APIs: REST APIs commonly return ISO 8601 strings (2024-06-23T00:00:00Z) or Unix seconds as integers. GraphQL schemas often return ISO strings. When consuming an unfamiliar API, check whether the numeric timestamp field is seconds or milliseconds by comparing to a known current value.
Log analysis: Unix timestamps sort correctly as plain integers, which is why log aggregation systems (Elasticsearch, Loki, Splunk) index them numerically. A range query is just a numeric comparison — no date parsing overhead at query time.
Distributed systems: timestamps from multiple servers can only be meaningfully compared if they reference the same clock source. Network Time Protocol (NTP) synchronizes servers to within milliseconds of UTC. For sub-millisecond accuracy in distributed databases, Google's TrueTime API (used in Spanner) adds bounded uncertainty intervals to account for clock drift.
Reading Timestamps at a Glance
With a little practice you can roughly parse Unix timestamps mentally. The epoch 1,000,000,000 was September 9, 2001. The epoch 1,500,000,000 was July 14, 2017. As of 2024, current timestamps are in the 1.71–1.73 billion range. Every 86,400 increase is one day; every 2,592,000 increase is approximately one month; every 31,536,000 increase is one year. Knowing these anchors lets you quickly sanity-check a timestamp in a log without reaching for a converter.

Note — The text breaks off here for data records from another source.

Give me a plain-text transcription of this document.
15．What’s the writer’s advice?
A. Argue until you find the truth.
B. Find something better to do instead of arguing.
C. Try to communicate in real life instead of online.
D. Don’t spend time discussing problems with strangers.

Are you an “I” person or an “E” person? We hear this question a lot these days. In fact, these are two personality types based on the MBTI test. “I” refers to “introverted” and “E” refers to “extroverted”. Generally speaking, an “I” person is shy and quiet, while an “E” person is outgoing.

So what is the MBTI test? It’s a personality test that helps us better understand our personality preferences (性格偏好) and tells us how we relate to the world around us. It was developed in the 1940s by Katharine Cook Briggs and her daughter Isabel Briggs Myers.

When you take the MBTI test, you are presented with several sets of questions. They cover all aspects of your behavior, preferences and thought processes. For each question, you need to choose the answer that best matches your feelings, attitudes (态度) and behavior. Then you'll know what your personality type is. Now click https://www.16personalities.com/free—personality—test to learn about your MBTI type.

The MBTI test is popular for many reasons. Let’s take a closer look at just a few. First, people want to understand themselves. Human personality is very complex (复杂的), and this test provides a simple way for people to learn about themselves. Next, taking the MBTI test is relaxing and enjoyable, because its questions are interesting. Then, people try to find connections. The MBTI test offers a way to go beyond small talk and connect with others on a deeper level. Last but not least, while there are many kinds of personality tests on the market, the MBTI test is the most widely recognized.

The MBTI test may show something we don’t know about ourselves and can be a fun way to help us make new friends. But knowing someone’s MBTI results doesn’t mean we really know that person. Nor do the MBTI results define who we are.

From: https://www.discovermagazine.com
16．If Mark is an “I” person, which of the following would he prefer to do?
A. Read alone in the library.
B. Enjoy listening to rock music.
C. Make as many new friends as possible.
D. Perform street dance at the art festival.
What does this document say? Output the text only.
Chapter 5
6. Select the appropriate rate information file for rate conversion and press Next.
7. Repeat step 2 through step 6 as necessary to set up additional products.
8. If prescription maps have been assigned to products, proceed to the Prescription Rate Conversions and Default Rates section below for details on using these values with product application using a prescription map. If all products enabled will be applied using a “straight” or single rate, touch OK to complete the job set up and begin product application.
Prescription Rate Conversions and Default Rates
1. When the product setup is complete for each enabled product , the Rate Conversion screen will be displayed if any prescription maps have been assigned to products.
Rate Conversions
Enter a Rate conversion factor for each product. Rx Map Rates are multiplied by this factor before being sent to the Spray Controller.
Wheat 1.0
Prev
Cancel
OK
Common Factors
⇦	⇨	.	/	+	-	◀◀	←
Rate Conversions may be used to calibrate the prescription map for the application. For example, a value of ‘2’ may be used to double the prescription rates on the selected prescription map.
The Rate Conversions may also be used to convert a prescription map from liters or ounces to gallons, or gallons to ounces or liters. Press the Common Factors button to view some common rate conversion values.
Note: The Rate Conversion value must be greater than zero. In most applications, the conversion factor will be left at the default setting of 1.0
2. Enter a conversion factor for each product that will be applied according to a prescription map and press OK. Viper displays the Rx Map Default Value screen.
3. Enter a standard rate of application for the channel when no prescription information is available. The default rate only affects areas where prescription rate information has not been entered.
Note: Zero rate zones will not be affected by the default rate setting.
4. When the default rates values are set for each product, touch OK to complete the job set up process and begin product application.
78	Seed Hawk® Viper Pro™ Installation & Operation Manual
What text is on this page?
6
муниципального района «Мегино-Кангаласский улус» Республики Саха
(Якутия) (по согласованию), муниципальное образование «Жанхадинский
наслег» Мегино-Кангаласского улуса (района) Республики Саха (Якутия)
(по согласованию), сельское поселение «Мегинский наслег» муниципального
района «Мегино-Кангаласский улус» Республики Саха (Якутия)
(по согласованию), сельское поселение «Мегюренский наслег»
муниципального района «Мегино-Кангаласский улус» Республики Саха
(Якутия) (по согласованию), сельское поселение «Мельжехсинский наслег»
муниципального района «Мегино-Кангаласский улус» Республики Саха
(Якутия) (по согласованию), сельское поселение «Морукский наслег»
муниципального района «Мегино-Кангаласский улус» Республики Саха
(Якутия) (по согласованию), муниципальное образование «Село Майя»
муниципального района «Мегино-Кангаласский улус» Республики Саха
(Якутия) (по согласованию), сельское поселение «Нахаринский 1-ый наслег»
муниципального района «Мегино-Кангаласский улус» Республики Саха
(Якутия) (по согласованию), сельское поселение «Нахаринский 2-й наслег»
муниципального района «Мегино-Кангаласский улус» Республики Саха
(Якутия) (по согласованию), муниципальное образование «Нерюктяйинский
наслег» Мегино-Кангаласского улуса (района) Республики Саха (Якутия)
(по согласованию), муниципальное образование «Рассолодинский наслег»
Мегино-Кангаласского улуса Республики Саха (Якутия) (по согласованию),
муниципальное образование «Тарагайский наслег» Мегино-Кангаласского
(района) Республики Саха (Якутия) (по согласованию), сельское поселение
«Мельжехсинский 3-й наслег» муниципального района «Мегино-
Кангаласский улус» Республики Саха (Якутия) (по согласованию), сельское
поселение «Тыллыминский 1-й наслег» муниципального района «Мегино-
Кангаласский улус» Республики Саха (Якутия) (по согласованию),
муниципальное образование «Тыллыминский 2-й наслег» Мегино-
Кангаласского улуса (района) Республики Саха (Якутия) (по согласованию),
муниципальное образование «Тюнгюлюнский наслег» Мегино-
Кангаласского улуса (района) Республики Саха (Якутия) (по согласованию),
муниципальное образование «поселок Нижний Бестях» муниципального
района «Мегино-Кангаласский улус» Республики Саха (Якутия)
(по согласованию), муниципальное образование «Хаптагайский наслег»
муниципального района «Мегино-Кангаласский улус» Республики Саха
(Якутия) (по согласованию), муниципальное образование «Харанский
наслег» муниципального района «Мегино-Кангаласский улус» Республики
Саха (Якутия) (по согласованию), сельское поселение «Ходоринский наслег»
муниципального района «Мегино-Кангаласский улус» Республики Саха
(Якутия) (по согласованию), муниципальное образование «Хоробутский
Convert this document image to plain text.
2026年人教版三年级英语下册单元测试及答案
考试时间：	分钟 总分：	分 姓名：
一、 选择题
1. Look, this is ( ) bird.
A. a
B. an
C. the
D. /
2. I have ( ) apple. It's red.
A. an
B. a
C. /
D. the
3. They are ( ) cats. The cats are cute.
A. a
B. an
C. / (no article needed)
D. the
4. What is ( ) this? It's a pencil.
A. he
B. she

Unix timestamps are one of computing's genuinely elegant designs: a single integer, universally comparable, timezone-independent, and sortable without any parsing. The complexity they defer to presentation time — timezone conversion, DST handling, human formatting — is real but manageable with the right tools. This converter handles all of it in your browser, instantly.